The film starts once every hour, beginning at 11:00 a.m., based on the Museum’s opening hours.
Credits: Photography and Camera Operator: Mario Amura; RED Assistant: Marco Pasini; Operator’s Assistant: Paolo Benitti, Gabriele Gallareto; Live Audio Recording: Daniele Turi and Alessio; Video Editing: Carlo Cagnasso Sound Design: minus (minusandplus.net); RED: Technovision Rome; Colour Correction: Marco Fantozzi. CAST: Suad Omar Sheikh Esahaq; Abdullahi Ahmed Abdullahi ; Adnan Mohamed Abdi; Abdulaziz Ali Hassan; Farhan Ahmed Mohamed; Ahmed Mohamud; Jinow Ahmed.
Piero Golia
Untitled (Carpet), 2002- 2006
spray paint
Oh my God That’s so Awesome (Monkey Picture), 2009
photo printed on PVC mesh
On the Edge (Sulla cresta dell’onda), 2000
palm tree
Piero Golia examines the theme of the relationship between the museum institution and the artist, between the space of exhibition and the work of art, between the visible and the invisible in an installation composed of three elements: a large arrow, situated on the roof of the building in front; a giant image of a monkey which was supposed to be installed on the façade of the apartment building visible through the great window and a palm tree in the square of the Museum.
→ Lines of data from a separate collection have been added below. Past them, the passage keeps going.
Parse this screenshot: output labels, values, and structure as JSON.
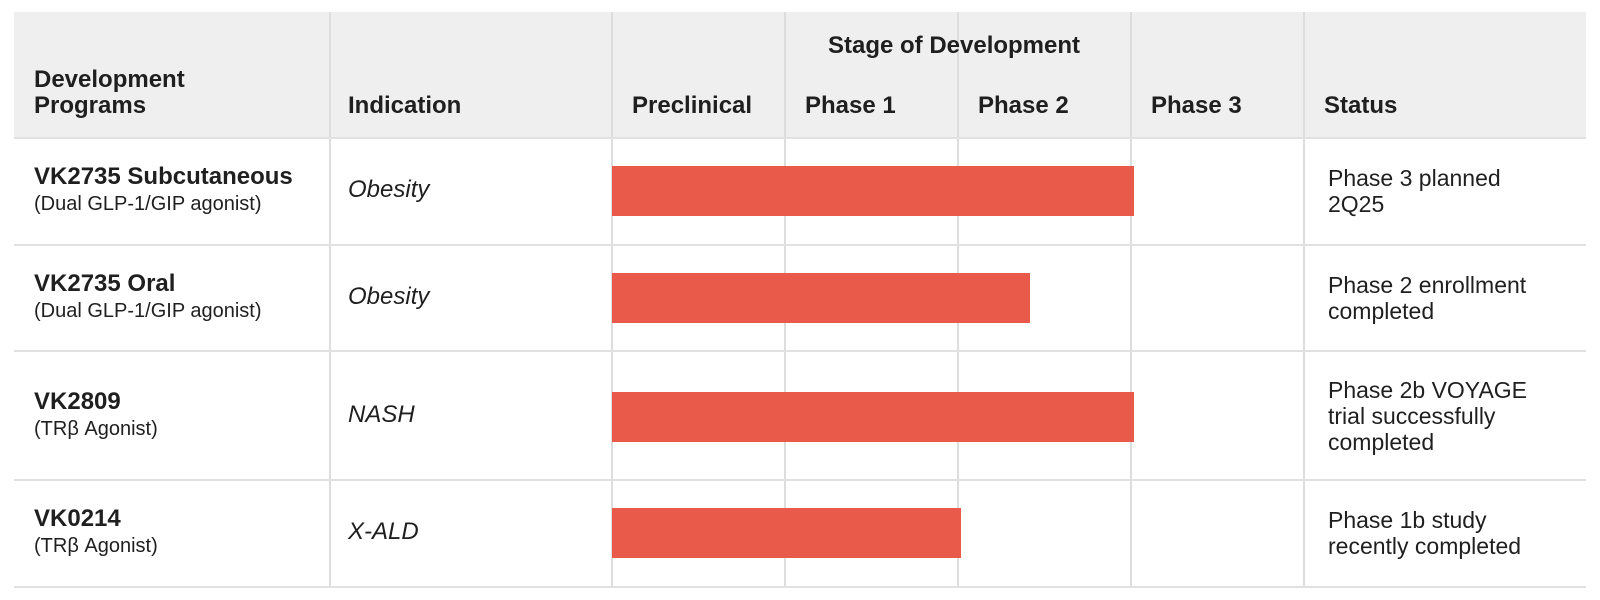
{
  "header": {
    "programs": "Development\nPrograms",
    "indication": "Indication",
    "stage_group": "Stage of Development",
    "status": "Status"
  },
  "chart_data": {
    "type": "bar",
    "orientation": "horizontal",
    "stages": [
      "Preclinical",
      "Phase 1",
      "Phase 2",
      "Phase 3"
    ],
    "rows": [
      {
        "program": "VK2735 Subcutaneous",
        "program_class": "(Dual GLP-1/GIP agonist)",
        "indication": "Obesity",
        "progress": 3.0,
        "status": "Phase 3 planned\n2Q25"
      },
      {
        "program": "VK2735 Oral",
        "program_class": "(Dual GLP-1/GIP agonist)",
        "indication": "Obesity",
        "progress": 2.4,
        "status": "Phase 2 enrollment\ncompleted"
      },
      {
        "program": "VK2809",
        "program_class": "(TRβ Agonist)",
        "indication": "NASH",
        "progress": 3.0,
        "status": "Phase 2b VOYAGE\ntrial successfully\ncompleted"
      },
      {
        "program": "VK0214",
        "program_class": "(TRβ Agonist)",
        "indication": "X-ALD",
        "progress": 2.0,
        "status": "Phase 1b study\nrecently completed"
      }
    ],
    "colors": {
      "bar": "#ea5a4b",
      "header_bg": "#efefef",
      "grid": "#dddddd"
    }
  }
}
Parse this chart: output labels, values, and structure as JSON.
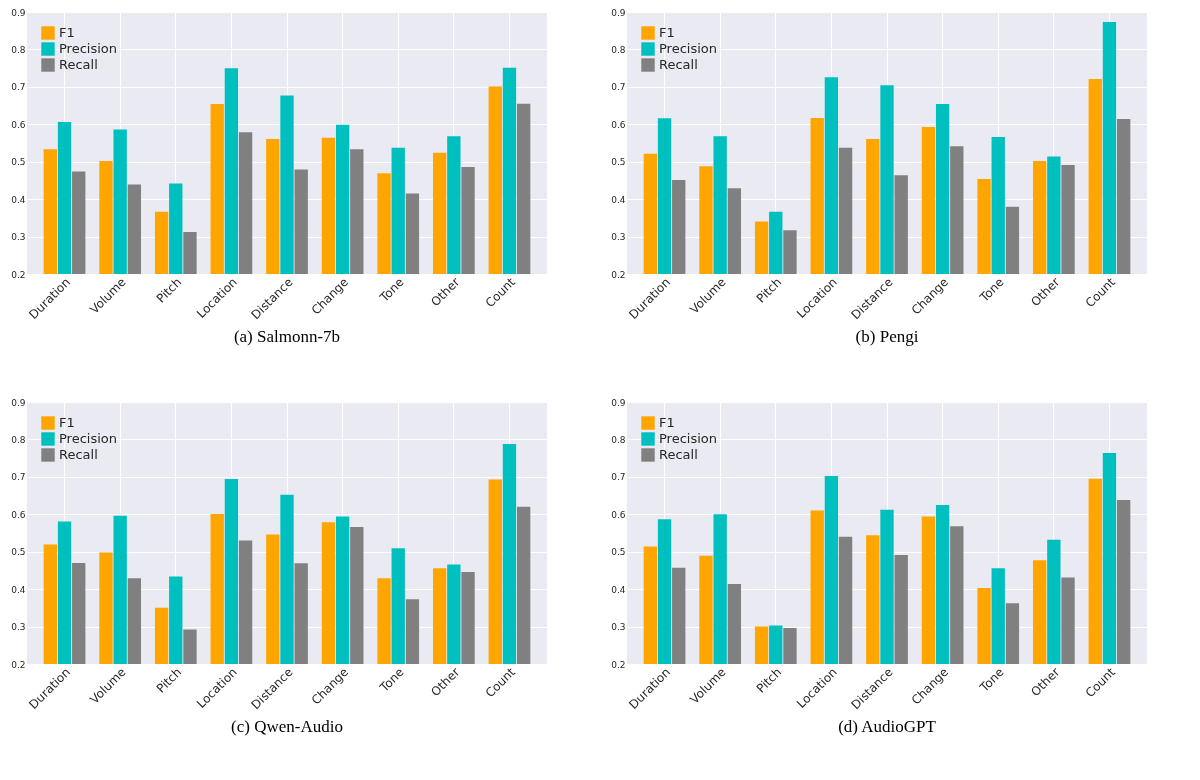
{
  "chart_data": [
    {
      "type": "bar",
      "title": "(a) Salmonn-7b",
      "categories": [
        "Duration",
        "Volume",
        "Pitch",
        "Location",
        "Distance",
        "Change",
        "Tone",
        "Other",
        "Count"
      ],
      "series": [
        {
          "name": "F1",
          "color": "#ffa500",
          "values": [
            0.533,
            0.502,
            0.366,
            0.654,
            0.561,
            0.564,
            0.469,
            0.524,
            0.701
          ]
        },
        {
          "name": "Precision",
          "color": "#00bfbf",
          "values": [
            0.606,
            0.586,
            0.442,
            0.75,
            0.677,
            0.599,
            0.537,
            0.568,
            0.751
          ]
        },
        {
          "name": "Recall",
          "color": "#808080",
          "values": [
            0.474,
            0.439,
            0.312,
            0.579,
            0.479,
            0.533,
            0.415,
            0.486,
            0.655
          ]
        }
      ],
      "ylim": [
        0.2,
        0.9
      ],
      "yticks": [
        0.2,
        0.3,
        0.4,
        0.5,
        0.6,
        0.7,
        0.8,
        0.9
      ],
      "grid": true,
      "legend": "top left"
    },
    {
      "type": "bar",
      "title": "(b) Pengi",
      "categories": [
        "Duration",
        "Volume",
        "Pitch",
        "Location",
        "Distance",
        "Change",
        "Tone",
        "Other",
        "Count"
      ],
      "series": [
        {
          "name": "F1",
          "color": "#ffa500",
          "values": [
            0.521,
            0.488,
            0.34,
            0.617,
            0.561,
            0.593,
            0.454,
            0.502,
            0.721
          ]
        },
        {
          "name": "Precision",
          "color": "#00bfbf",
          "values": [
            0.616,
            0.568,
            0.366,
            0.726,
            0.704,
            0.654,
            0.566,
            0.514,
            0.873
          ]
        },
        {
          "name": "Recall",
          "color": "#808080",
          "values": [
            0.451,
            0.429,
            0.317,
            0.537,
            0.464,
            0.541,
            0.38,
            0.491,
            0.614
          ]
        }
      ],
      "ylim": [
        0.2,
        0.9
      ],
      "yticks": [
        0.2,
        0.3,
        0.4,
        0.5,
        0.6,
        0.7,
        0.8,
        0.9
      ],
      "grid": true,
      "legend": "top left"
    },
    {
      "type": "bar",
      "title": "(c) Qwen-Audio",
      "categories": [
        "Duration",
        "Volume",
        "Pitch",
        "Location",
        "Distance",
        "Change",
        "Tone",
        "Other",
        "Count"
      ],
      "series": [
        {
          "name": "F1",
          "color": "#ffa500",
          "values": [
            0.519,
            0.498,
            0.35,
            0.601,
            0.546,
            0.579,
            0.429,
            0.456,
            0.693
          ]
        },
        {
          "name": "Precision",
          "color": "#00bfbf",
          "values": [
            0.581,
            0.596,
            0.434,
            0.694,
            0.652,
            0.594,
            0.509,
            0.466,
            0.788
          ]
        },
        {
          "name": "Recall",
          "color": "#808080",
          "values": [
            0.47,
            0.429,
            0.292,
            0.53,
            0.469,
            0.566,
            0.373,
            0.446,
            0.62
          ]
        }
      ],
      "ylim": [
        0.2,
        0.9
      ],
      "yticks": [
        0.2,
        0.3,
        0.4,
        0.5,
        0.6,
        0.7,
        0.8,
        0.9
      ],
      "grid": true,
      "legend": "top left"
    },
    {
      "type": "bar",
      "title": "(d) AudioGPT",
      "categories": [
        "Duration",
        "Volume",
        "Pitch",
        "Location",
        "Distance",
        "Change",
        "Tone",
        "Other",
        "Count"
      ],
      "series": [
        {
          "name": "F1",
          "color": "#ffa500",
          "values": [
            0.514,
            0.489,
            0.3,
            0.61,
            0.544,
            0.594,
            0.403,
            0.477,
            0.695
          ]
        },
        {
          "name": "Precision",
          "color": "#00bfbf",
          "values": [
            0.587,
            0.6,
            0.303,
            0.702,
            0.612,
            0.625,
            0.456,
            0.532,
            0.764
          ]
        },
        {
          "name": "Recall",
          "color": "#808080",
          "values": [
            0.457,
            0.414,
            0.296,
            0.54,
            0.491,
            0.568,
            0.362,
            0.431,
            0.638
          ]
        }
      ],
      "ylim": [
        0.2,
        0.9
      ],
      "yticks": [
        0.2,
        0.3,
        0.4,
        0.5,
        0.6,
        0.7,
        0.8,
        0.9
      ],
      "grid": true,
      "legend": "top left"
    }
  ]
}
Each part of the installation refers to the other, in a circular dialogue that connects the work and its single aspects to Piero Golia’s artistic experience. The image of the monkey – conceived in a urban and architectural scale – is now forced to be inside the exhibition space. The three works directly confront themselves with the scale and the dimension of the museum, it’s indoor and outdoor spaces, between art and architecture. In an ideal itinerary through the last ten years of the artist’s career, represented by the three works exhibited, the project reflects on the museum function and on the institutionalisation of the work of art.